The one proven way to live longer in lab rodents is to consume fewer calories: mice and rats given thirty percent fewer calories live up to forty percent longer than animals allowed to eat as much as they want. For the rest of us, the practical program looks like this. Walk outside with a friend for your aerobic base — consistency is probably more important than intensity. Add two days per week at seventy to seventy-five percent of maximum heart rate for twenty to thirty minutes. Hit the weights twice a week, doing three sets at weights that allow ten to fifteen repetitions — a Tufts University study of women fifty to seventy years old showed that one year of strength training added one percent of bone density in their hips and spine, while the sedentary group lost two-and-a-half percent. Focus on balance and flexibility twice a week through yoga, Pilates, tai chi, or dance. And volunteer — social contact challenges the brain. Statistics show a tight inverse relationship between sociability and mortality. Novel experiences demand more from your brain and build its ability to compensate. You get more Miracle-Gro, more connections, more neurons, and more possibilities.
Chapter 10 — The Regimen
One of the key differences between moderate and high-intensity exercise is that near your maximum — especially in the anaerobic range — the pituitary gland unleashes human growth hormone, or HGH. HGH levels dwindle to a tenth of childhood levels by middle age, and a sedentary lifestyle exacerbates this decline. HGH burns belly fat, layers on muscle fiber, and pumps up brain volume — researchers believe it can reverse the loss of brain volume that naturally occurs with age. A single thirty-second sprint on a stationary bike generated a sixfold increase in HGH, peaking two hours after the sprint. During a forty-minute treadmill run, volunteers who did two three-minute sprints showed significantly higher increases in BDNF and norepinephrine compared to low-intensity subjects.

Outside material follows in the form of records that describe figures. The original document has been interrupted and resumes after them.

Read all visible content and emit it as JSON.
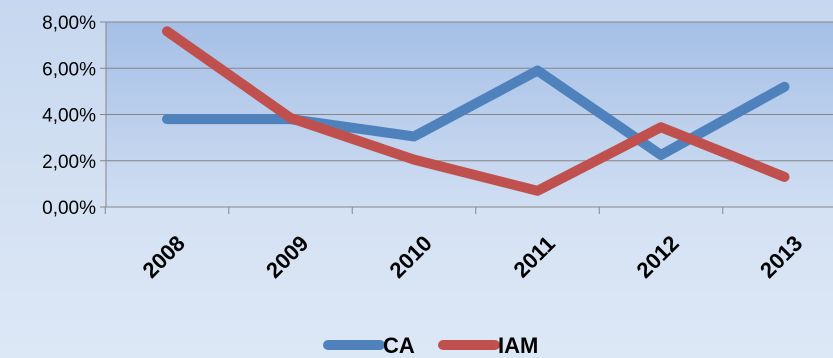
{
  "chart_data": {
    "type": "line",
    "categories": [
      "2008",
      "2009",
      "2010",
      "2011",
      "2012",
      "2013"
    ],
    "series": [
      {
        "name": "CA",
        "values": [
          3.8,
          3.8,
          3.05,
          5.9,
          2.25,
          5.2
        ],
        "color": "#4f81bd"
      },
      {
        "name": "IAM",
        "values": [
          7.6,
          3.85,
          2.05,
          0.7,
          3.45,
          1.3
        ],
        "color": "#c0504d"
      }
    ],
    "yticks": [
      "0,00%",
      "2,00%",
      "4,00%",
      "6,00%",
      "8,00%"
    ],
    "ylim": [
      0,
      8
    ],
    "grid": true,
    "legend": "bottom",
    "plot_background": "#a7c1e6"
  }
}
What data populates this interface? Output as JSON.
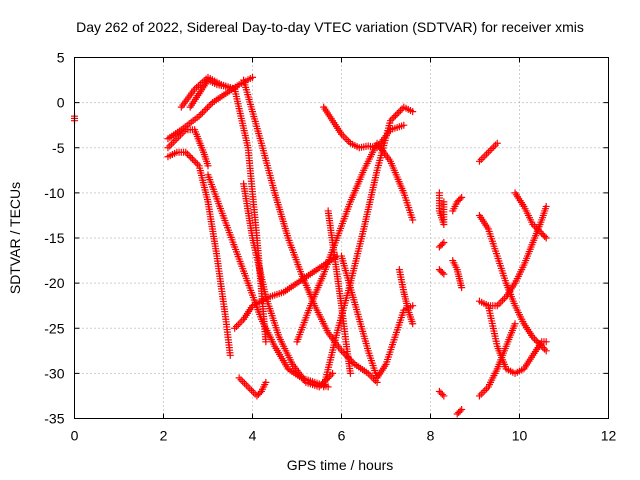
{
  "chart_data": {
    "type": "scatter",
    "title": "Day 262 of 2022, Sidereal Day-to-day VTEC variation (SDTVAR) for receiver xmis",
    "xlabel": "GPS time / hours",
    "ylabel": "SDTVAR / TECUs",
    "xlim": [
      0,
      12
    ],
    "ylim": [
      -35,
      5
    ],
    "xticks": [
      "0",
      "2",
      "4",
      "6",
      "8",
      "10",
      "12"
    ],
    "yticks": [
      "5",
      "0",
      "-5",
      "-10",
      "-15",
      "-20",
      "-25",
      "-30",
      "-35"
    ],
    "grid": true,
    "marker": "+",
    "color": "#ff0000",
    "series": [
      {
        "x": [
          0.0,
          0.0
        ],
        "y": [
          -1.5,
          -2.0
        ]
      },
      {
        "x": [
          2.1,
          2.4,
          2.8,
          3.1,
          3.4,
          3.7,
          4.0
        ],
        "y": [
          -4.0,
          -3.0,
          -1.5,
          0.0,
          1.0,
          2.0,
          2.8
        ]
      },
      {
        "x": [
          2.1,
          2.3,
          2.5,
          2.8,
          3.0,
          3.2,
          3.4,
          3.5
        ],
        "y": [
          -6.0,
          -5.5,
          -5.5,
          -7.0,
          -11.0,
          -17.0,
          -24.0,
          -28.0
        ]
      },
      {
        "x": [
          2.1,
          2.3,
          2.5,
          2.7,
          2.9,
          3.0
        ],
        "y": [
          -5.0,
          -4.0,
          -3.0,
          -3.0,
          -5.5,
          -7.0
        ]
      },
      {
        "x": [
          3.0,
          3.3,
          3.6,
          3.9,
          4.2,
          4.5,
          4.8,
          5.1,
          5.4,
          5.7
        ],
        "y": [
          -8.0,
          -12.0,
          -16.0,
          -20.0,
          -24.0,
          -27.0,
          -29.5,
          -30.5,
          -31.0,
          -31.5
        ]
      },
      {
        "x": [
          2.4,
          2.7,
          3.0,
          3.3,
          3.6,
          3.9,
          4.1,
          4.3
        ],
        "y": [
          -0.5,
          1.5,
          2.8,
          2.0,
          1.5,
          -5.0,
          -15.0,
          -26.5
        ]
      },
      {
        "x": [
          2.6,
          2.8,
          3.0,
          3.2,
          3.4,
          3.6
        ],
        "y": [
          -0.5,
          1.0,
          2.5,
          2.0,
          1.8,
          1.5
        ]
      },
      {
        "x": [
          3.6,
          3.8,
          4.0,
          4.2,
          4.4,
          4.7,
          5.0,
          5.3,
          5.6,
          5.9
        ],
        "y": [
          -25.0,
          -24.0,
          -22.5,
          -22.0,
          -21.5,
          -21.0,
          -20.0,
          -19.0,
          -18.0,
          -17.0
        ]
      },
      {
        "x": [
          3.7,
          3.9,
          4.1,
          4.2,
          4.3
        ],
        "y": [
          -30.5,
          -31.5,
          -32.5,
          -32.0,
          -31.0
        ]
      },
      {
        "x": [
          3.8,
          4.0,
          4.3,
          4.6,
          4.9,
          5.2,
          5.5,
          5.8
        ],
        "y": [
          -9.0,
          -15.0,
          -21.5,
          -26.0,
          -29.0,
          -31.0,
          -31.5,
          -30.0
        ]
      },
      {
        "x": [
          3.8,
          4.0,
          4.2,
          4.5,
          4.8,
          5.1,
          5.4,
          5.7,
          6.0,
          6.3,
          6.6,
          6.8
        ],
        "y": [
          2.5,
          -1.0,
          -4.5,
          -10.0,
          -15.0,
          -19.0,
          -22.5,
          -25.5,
          -27.5,
          -29.0,
          -30.0,
          -31.0
        ]
      },
      {
        "x": [
          5.0,
          5.3,
          5.6,
          5.9,
          6.2,
          6.5,
          6.8,
          7.1,
          7.4,
          7.6
        ],
        "y": [
          -26.5,
          -22.5,
          -19.0,
          -15.0,
          -11.0,
          -7.5,
          -4.5,
          -6.5,
          -10.0,
          -13.0
        ]
      },
      {
        "x": [
          5.6,
          5.8,
          6.0,
          6.2,
          6.4,
          6.6,
          6.8,
          7.1,
          7.4
        ],
        "y": [
          -0.5,
          -2.0,
          -3.5,
          -4.5,
          -5.0,
          -4.8,
          -5.0,
          -3.0,
          -2.5
        ]
      },
      {
        "x": [
          5.6,
          5.9,
          6.2,
          6.5,
          6.8,
          7.1,
          7.4,
          7.6
        ],
        "y": [
          -31.5,
          -25.5,
          -20.0,
          -14.0,
          -7.5,
          -2.0,
          -0.5,
          -1.0
        ]
      },
      {
        "x": [
          5.7,
          5.8,
          5.9,
          6.0,
          6.1,
          6.2
        ],
        "y": [
          -12.0,
          -15.5,
          -19.0,
          -22.5,
          -26.5,
          -30.0
        ]
      },
      {
        "x": [
          6.0,
          6.2,
          6.4,
          6.6,
          6.8,
          7.0,
          7.2,
          7.4,
          7.6
        ],
        "y": [
          -17.0,
          -20.5,
          -24.0,
          -27.5,
          -30.5,
          -29.0,
          -26.0,
          -23.0,
          -22.5
        ]
      },
      {
        "x": [
          7.3,
          7.4,
          7.5,
          7.6
        ],
        "y": [
          -18.5,
          -21.0,
          -23.0,
          -24.5
        ]
      },
      {
        "x": [
          8.2,
          8.2,
          8.3,
          8.3
        ],
        "y": [
          -10.0,
          -12.0,
          -13.5,
          -11.0
        ]
      },
      {
        "x": [
          8.2,
          8.3
        ],
        "y": [
          -16.0,
          -15.5
        ]
      },
      {
        "x": [
          8.2,
          8.3
        ],
        "y": [
          -18.5,
          -19.0
        ]
      },
      {
        "x": [
          8.2,
          8.3
        ],
        "y": [
          -32.0,
          -32.5
        ]
      },
      {
        "x": [
          8.5,
          8.6,
          8.7
        ],
        "y": [
          -12.0,
          -11.0,
          -10.5
        ]
      },
      {
        "x": [
          8.5,
          8.6,
          8.7
        ],
        "y": [
          -17.5,
          -18.5,
          -20.5
        ]
      },
      {
        "x": [
          8.6,
          8.7
        ],
        "y": [
          -34.5,
          -34.0
        ]
      },
      {
        "x": [
          9.1,
          9.3,
          9.5
        ],
        "y": [
          -6.5,
          -5.5,
          -4.5
        ]
      },
      {
        "x": [
          9.1,
          9.3,
          9.5,
          9.7,
          9.9,
          10.1,
          10.3,
          10.6
        ],
        "y": [
          -12.5,
          -14.0,
          -17.0,
          -20.0,
          -22.5,
          -24.5,
          -26.0,
          -27.5
        ]
      },
      {
        "x": [
          9.1,
          9.3,
          9.5,
          9.7,
          9.9,
          10.1,
          10.3,
          10.5,
          10.6
        ],
        "y": [
          -22.0,
          -22.5,
          -22.5,
          -21.5,
          -20.0,
          -18.0,
          -15.5,
          -13.0,
          -11.5
        ]
      },
      {
        "x": [
          9.1,
          9.3,
          9.5,
          9.7,
          9.9
        ],
        "y": [
          -32.5,
          -31.5,
          -29.5,
          -27.0,
          -24.5
        ]
      },
      {
        "x": [
          9.3,
          9.5,
          9.7,
          9.9,
          10.1,
          10.3,
          10.5,
          10.6
        ],
        "y": [
          -22.5,
          -27.0,
          -29.5,
          -30.0,
          -29.5,
          -28.0,
          -26.5,
          -26.5
        ]
      },
      {
        "x": [
          9.9,
          10.1,
          10.3,
          10.5,
          10.6
        ],
        "y": [
          -10.0,
          -11.5,
          -13.5,
          -14.5,
          -15.0
        ]
      }
    ]
  }
}
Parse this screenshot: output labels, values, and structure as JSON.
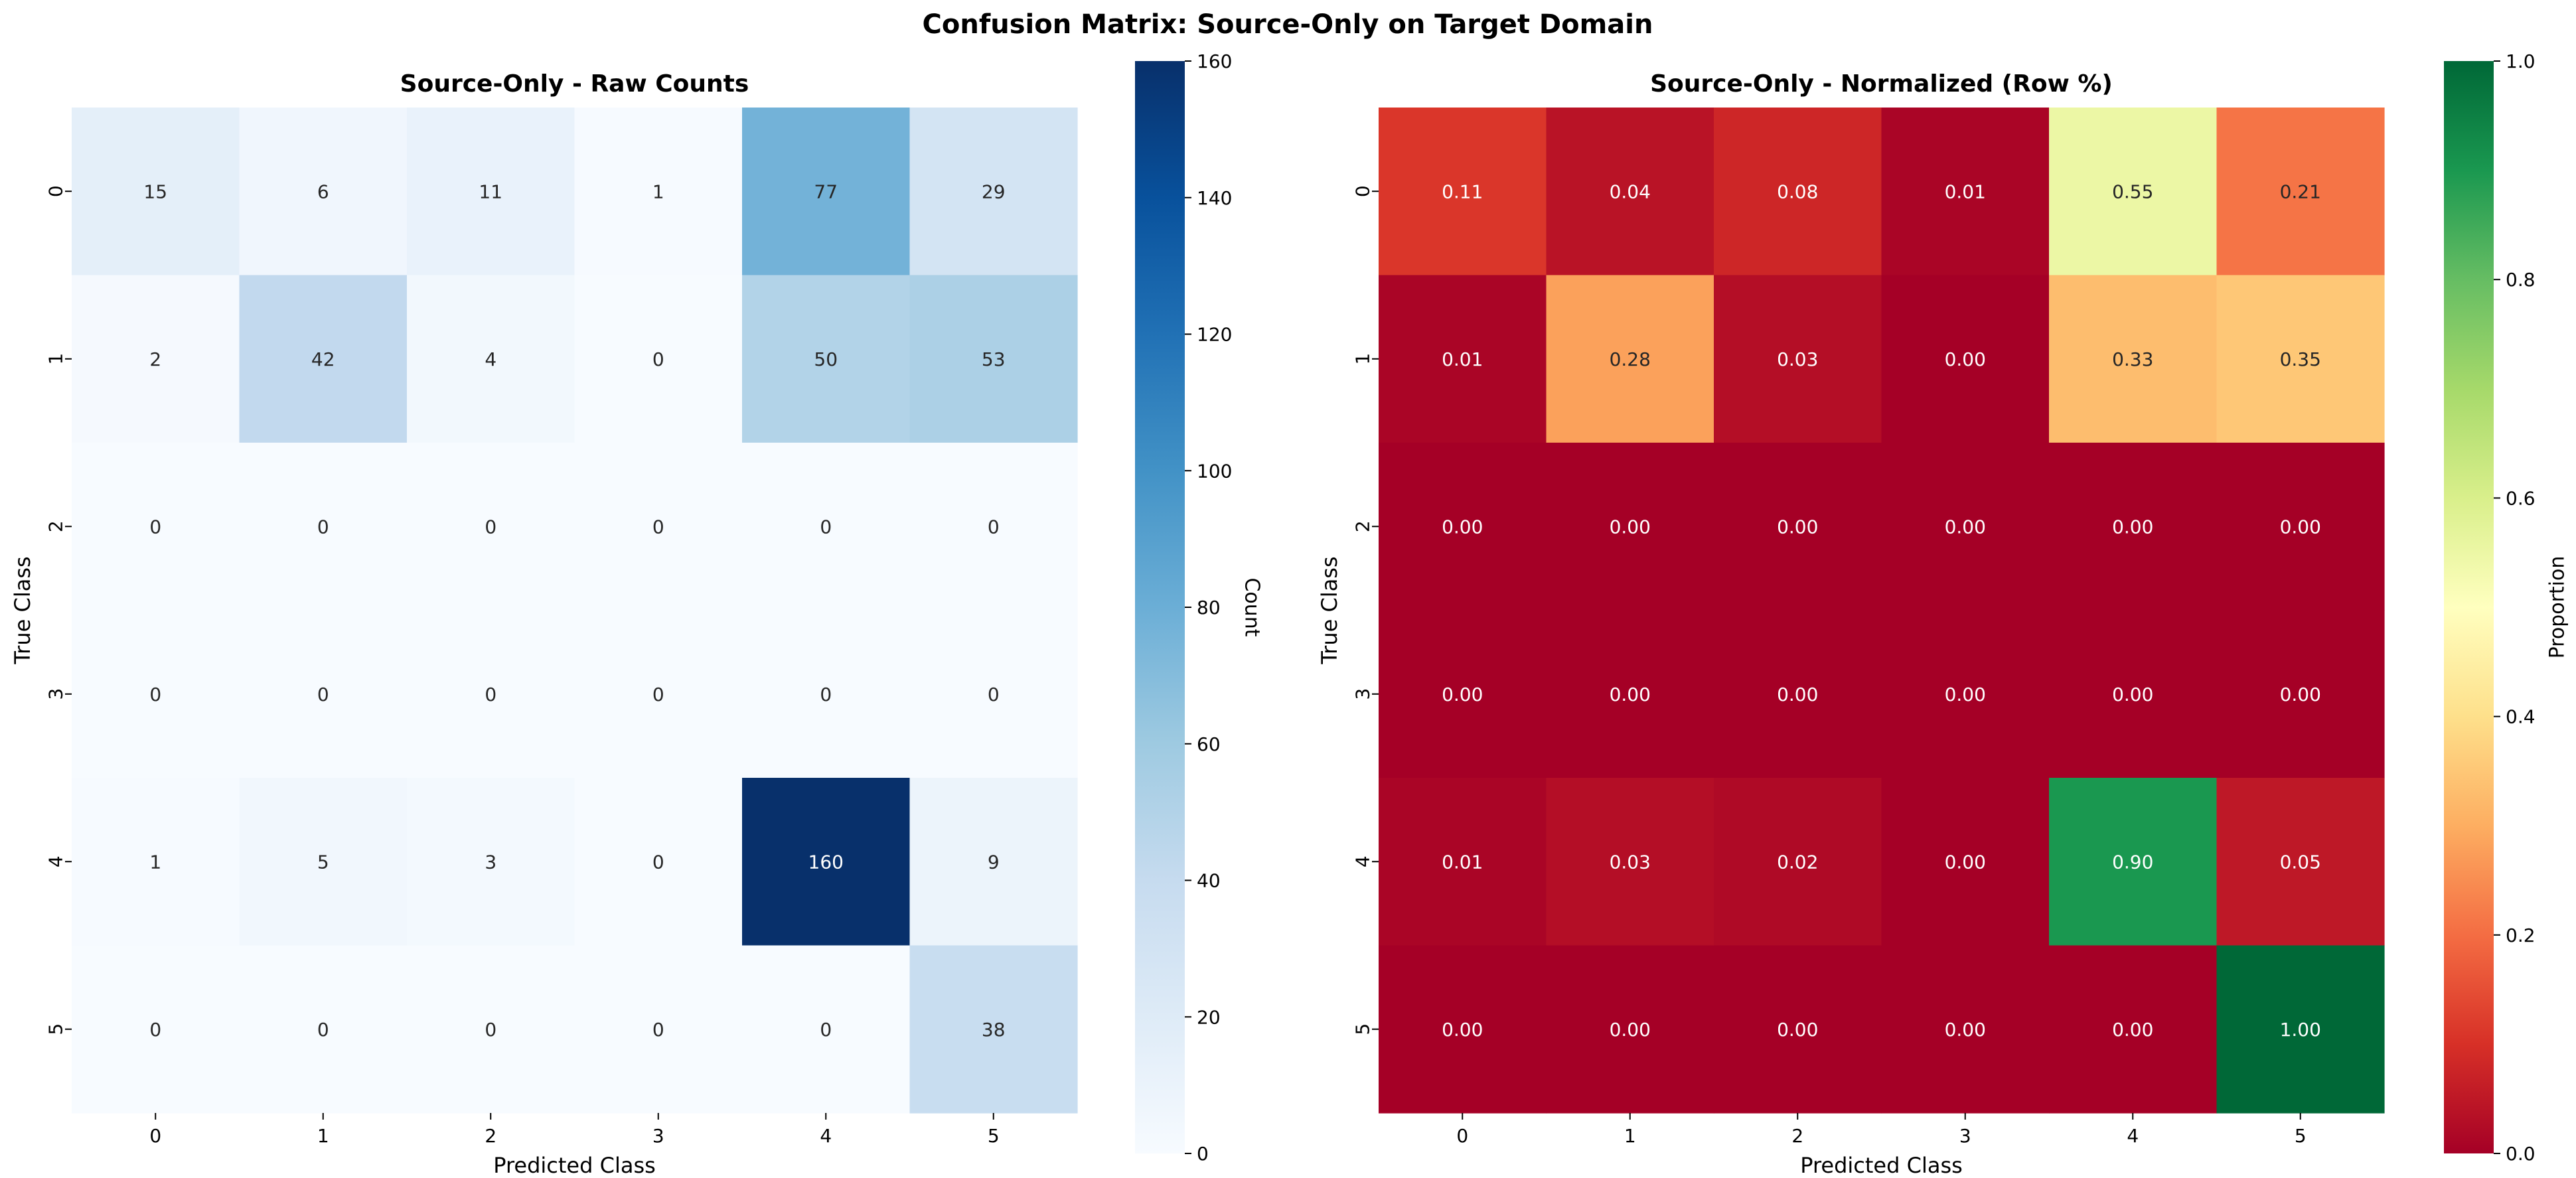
{
  "suptitle": "Confusion Matrix: Source-Only on Target Domain",
  "chart_data": [
    {
      "type": "heatmap",
      "title": "Source-Only - Raw Counts",
      "xlabel": "Predicted Class",
      "ylabel": "True Class",
      "x_categories": [
        "0",
        "1",
        "2",
        "3",
        "4",
        "5"
      ],
      "y_categories": [
        "0",
        "1",
        "2",
        "3",
        "4",
        "5"
      ],
      "values": [
        [
          15,
          6,
          11,
          1,
          77,
          29
        ],
        [
          2,
          42,
          4,
          0,
          50,
          53
        ],
        [
          0,
          0,
          0,
          0,
          0,
          0
        ],
        [
          0,
          0,
          0,
          0,
          0,
          0
        ],
        [
          1,
          5,
          3,
          0,
          160,
          9
        ],
        [
          0,
          0,
          0,
          0,
          0,
          38
        ]
      ],
      "annotations": [
        [
          "15",
          "6",
          "11",
          "1",
          "77",
          "29"
        ],
        [
          "2",
          "42",
          "4",
          "0",
          "50",
          "53"
        ],
        [
          "0",
          "0",
          "0",
          "0",
          "0",
          "0"
        ],
        [
          "0",
          "0",
          "0",
          "0",
          "0",
          "0"
        ],
        [
          "1",
          "5",
          "3",
          "0",
          "160",
          "9"
        ],
        [
          "0",
          "0",
          "0",
          "0",
          "0",
          "38"
        ]
      ],
      "colormap": "Blues",
      "vmin": 0,
      "vmax": 160,
      "colorbar_label": "Count",
      "colorbar_ticks": [
        "0",
        "20",
        "40",
        "60",
        "80",
        "100",
        "120",
        "140",
        "160"
      ],
      "colorbar_tick_values": [
        0,
        20,
        40,
        60,
        80,
        100,
        120,
        140,
        160
      ]
    },
    {
      "type": "heatmap",
      "title": "Source-Only - Normalized (Row %)",
      "xlabel": "Predicted Class",
      "ylabel": "True Class",
      "x_categories": [
        "0",
        "1",
        "2",
        "3",
        "4",
        "5"
      ],
      "y_categories": [
        "0",
        "1",
        "2",
        "3",
        "4",
        "5"
      ],
      "values": [
        [
          0.11,
          0.04,
          0.08,
          0.01,
          0.55,
          0.21
        ],
        [
          0.01,
          0.28,
          0.03,
          0.0,
          0.33,
          0.35
        ],
        [
          0.0,
          0.0,
          0.0,
          0.0,
          0.0,
          0.0
        ],
        [
          0.0,
          0.0,
          0.0,
          0.0,
          0.0,
          0.0
        ],
        [
          0.01,
          0.03,
          0.02,
          0.0,
          0.9,
          0.05
        ],
        [
          0.0,
          0.0,
          0.0,
          0.0,
          0.0,
          1.0
        ]
      ],
      "annotations": [
        [
          "0.11",
          "0.04",
          "0.08",
          "0.01",
          "0.55",
          "0.21"
        ],
        [
          "0.01",
          "0.28",
          "0.03",
          "0.00",
          "0.33",
          "0.35"
        ],
        [
          "0.00",
          "0.00",
          "0.00",
          "0.00",
          "0.00",
          "0.00"
        ],
        [
          "0.00",
          "0.00",
          "0.00",
          "0.00",
          "0.00",
          "0.00"
        ],
        [
          "0.01",
          "0.03",
          "0.02",
          "0.00",
          "0.90",
          "0.05"
        ],
        [
          "0.00",
          "0.00",
          "0.00",
          "0.00",
          "0.00",
          "1.00"
        ]
      ],
      "colormap": "RdYlGn",
      "vmin": 0,
      "vmax": 1,
      "colorbar_label": "Proportion",
      "colorbar_ticks": [
        "0.0",
        "0.2",
        "0.4",
        "0.6",
        "0.8",
        "1.0"
      ],
      "colorbar_tick_values": [
        0,
        0.2,
        0.4,
        0.6,
        0.8,
        1.0
      ]
    }
  ]
}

The most important thing is to do something, and to start. Finding the right social context is the key to sticking with it — a city basketball program, Masters swimming, walking with someone you love, tae kwon do, rock climbing. The point is cooperation over competition, and finding the activity that makes you want to come back. What the teachers at Naperville built — a culture of movement and understanding rather than performance and fear — is the template. Exercise is not the punishment at the end of a bad day. It is the most powerful thing you can do for the organ running your life. Lace up your shoes.